According to the National Spinal Cord Injury Statistical Center, the number of people in the United States who suffer from spinal cord injury is approximately 259,000,1 with some studies reporting an even higher incidence (1,275,000 individuals).2 It is estimated that the number of individuals suffering from SCI increases by approximately 12,000 new cases every year with many of these injuries occuring between the ages of 16 and 30.1 Injury to the spinal cord is devastating and leads to catastrophic consequences such as decreased ability to walk or move,3 loss of sexual function,4 diminished ability to control bladder or bowel function5 and the development of debilitating pain.6

Pain resulting from spinal cord injury is referred to as central pain which is “pain initiated or caused by a primary lesion or dysfunction in the central nervous system”.7 The pain is most often steady and unrelenting, and has been described “as if knives heated in Hell‘s hottest corner were tearing me to pieces.”8 Central pain can be initiated by a variety of conditions and insults at any level of the spinal cord and the brain. The most common conditions are spinal cord injuries, multiple sclerosis (MS) and cerebrovascular lesions (stroke). The prevalence of pain in these conditions is alarmingly high: as many as 60–80% of spinal cord injury patients experience pain915 with at least 1/3 of the patients reporting severe pain.16 In MS patients almost 30% develop chronic neuropathic pain and in stroke patients the prevalence is as high as 10%.6,17,18 Because spinal cord injury is the most common etiology for central pain, this chapter is focused on pain resulting from spinal cord injury.

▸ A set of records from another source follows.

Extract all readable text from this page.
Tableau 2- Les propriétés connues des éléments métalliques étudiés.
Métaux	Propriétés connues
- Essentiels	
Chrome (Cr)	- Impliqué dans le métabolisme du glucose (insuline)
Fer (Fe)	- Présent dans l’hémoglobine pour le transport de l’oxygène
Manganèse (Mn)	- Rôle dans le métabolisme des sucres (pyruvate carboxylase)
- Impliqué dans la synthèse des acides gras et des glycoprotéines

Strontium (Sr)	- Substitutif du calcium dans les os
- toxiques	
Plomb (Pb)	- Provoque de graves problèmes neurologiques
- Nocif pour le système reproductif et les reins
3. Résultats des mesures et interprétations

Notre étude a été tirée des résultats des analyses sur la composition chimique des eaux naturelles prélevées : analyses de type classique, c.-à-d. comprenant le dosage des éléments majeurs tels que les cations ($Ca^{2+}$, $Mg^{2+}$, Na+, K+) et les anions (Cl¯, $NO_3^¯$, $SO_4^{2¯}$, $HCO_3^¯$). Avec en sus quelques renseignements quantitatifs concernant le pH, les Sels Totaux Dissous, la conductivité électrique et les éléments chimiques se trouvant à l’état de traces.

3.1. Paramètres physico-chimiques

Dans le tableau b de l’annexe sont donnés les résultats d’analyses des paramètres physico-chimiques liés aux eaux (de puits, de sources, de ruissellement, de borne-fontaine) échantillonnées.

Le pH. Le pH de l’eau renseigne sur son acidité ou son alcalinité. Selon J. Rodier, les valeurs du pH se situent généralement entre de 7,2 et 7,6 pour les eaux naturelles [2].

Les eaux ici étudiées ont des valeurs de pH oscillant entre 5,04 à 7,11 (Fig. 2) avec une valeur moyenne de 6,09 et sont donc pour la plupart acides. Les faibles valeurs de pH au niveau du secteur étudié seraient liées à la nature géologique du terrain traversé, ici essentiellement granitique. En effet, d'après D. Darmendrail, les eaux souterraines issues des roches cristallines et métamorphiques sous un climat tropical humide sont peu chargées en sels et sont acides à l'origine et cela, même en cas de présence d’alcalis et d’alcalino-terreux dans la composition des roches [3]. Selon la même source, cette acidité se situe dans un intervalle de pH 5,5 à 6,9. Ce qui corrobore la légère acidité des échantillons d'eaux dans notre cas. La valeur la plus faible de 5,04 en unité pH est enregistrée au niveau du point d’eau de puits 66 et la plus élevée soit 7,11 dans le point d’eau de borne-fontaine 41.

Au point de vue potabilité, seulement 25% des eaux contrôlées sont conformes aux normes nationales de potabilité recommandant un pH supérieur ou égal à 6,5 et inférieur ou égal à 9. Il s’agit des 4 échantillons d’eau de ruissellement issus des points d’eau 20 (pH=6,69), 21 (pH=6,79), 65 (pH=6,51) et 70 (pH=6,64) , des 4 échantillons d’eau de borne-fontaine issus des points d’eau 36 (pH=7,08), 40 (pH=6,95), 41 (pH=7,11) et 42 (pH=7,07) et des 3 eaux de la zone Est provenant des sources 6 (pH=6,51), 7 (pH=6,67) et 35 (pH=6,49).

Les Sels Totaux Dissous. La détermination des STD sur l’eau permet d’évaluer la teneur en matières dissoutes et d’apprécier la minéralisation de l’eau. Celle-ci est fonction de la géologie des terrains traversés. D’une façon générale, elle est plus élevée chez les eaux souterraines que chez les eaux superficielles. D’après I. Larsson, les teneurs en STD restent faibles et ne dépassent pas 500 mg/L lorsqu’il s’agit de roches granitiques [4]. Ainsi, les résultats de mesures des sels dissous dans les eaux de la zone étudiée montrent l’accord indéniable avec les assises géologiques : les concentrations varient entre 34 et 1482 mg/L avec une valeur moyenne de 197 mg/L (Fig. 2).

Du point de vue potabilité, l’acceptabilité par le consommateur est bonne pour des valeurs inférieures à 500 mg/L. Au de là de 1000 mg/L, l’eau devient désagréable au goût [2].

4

PAIN CHARACTERISTICS FOLLOWING SPINAL CORD INJURY

Several distinct types of pain can develop following spinal cord injury. One that can be observed in patients with spinal cord injury is musculoskeletal pain occurring due to muscle spasm, or due to overuse or abnormal use of structures such as the arms or the shoulders.19 The pain is often dull, aching and is relieved by physical therapy, exercise, non steroidal anti-inflammatory treatments (NSAIDs) and opiods. Another type of pain is visceral pain in the abdomen, which is dull, cramping and located in a region with intact innervation and is thought to occur due to normal peripheral inputs from sympathetic or vagus nerve.20,21 Both of these types of pain, musculoskeletal and visceral, have delayed onset after injury and are classified as nociceptive pains because they arise from stimulation or activity of peripheral nociceptive afferents.22

However, the most debilitating pain and puzzling is the presence of sharp, shooting, and burning neuropathic pain. This pain is spontaneous in the majority of patients but can manifest both as an increased pain with noxious stimulation (hyperalgesia) and as pain in response to previously innocuous stimuli (allodynia).18,2325 Neuropathic pain in patients with spinal cord injury can be classified into three categories based on the location of the painful region relative to the location of the spinal injury: (1) Below-level pain: The pain is diffuse and located in areas with interrupted sensory innervation below the level of spinal injury; (2) At-level pain at the border of normal and interrupted sensory innervation and distributed within a band of 2 to 4 segments surrounding the level of injury and (3) Above-level pain in regions with preserved sensory inputs above the level of injury. Neuropathic pain following spinal cord injury is largely resistant to conventional pharmacologic treatments26 and to this date the pathophysiological mechanisms involved in the development of central neuropathic pain remain a mystery and effective treatments are lacking. Therefore, the study of the mechanisms of central pain and the development of effective treatments and animal models that recapitulate the clinical characteristics of this condition are needed.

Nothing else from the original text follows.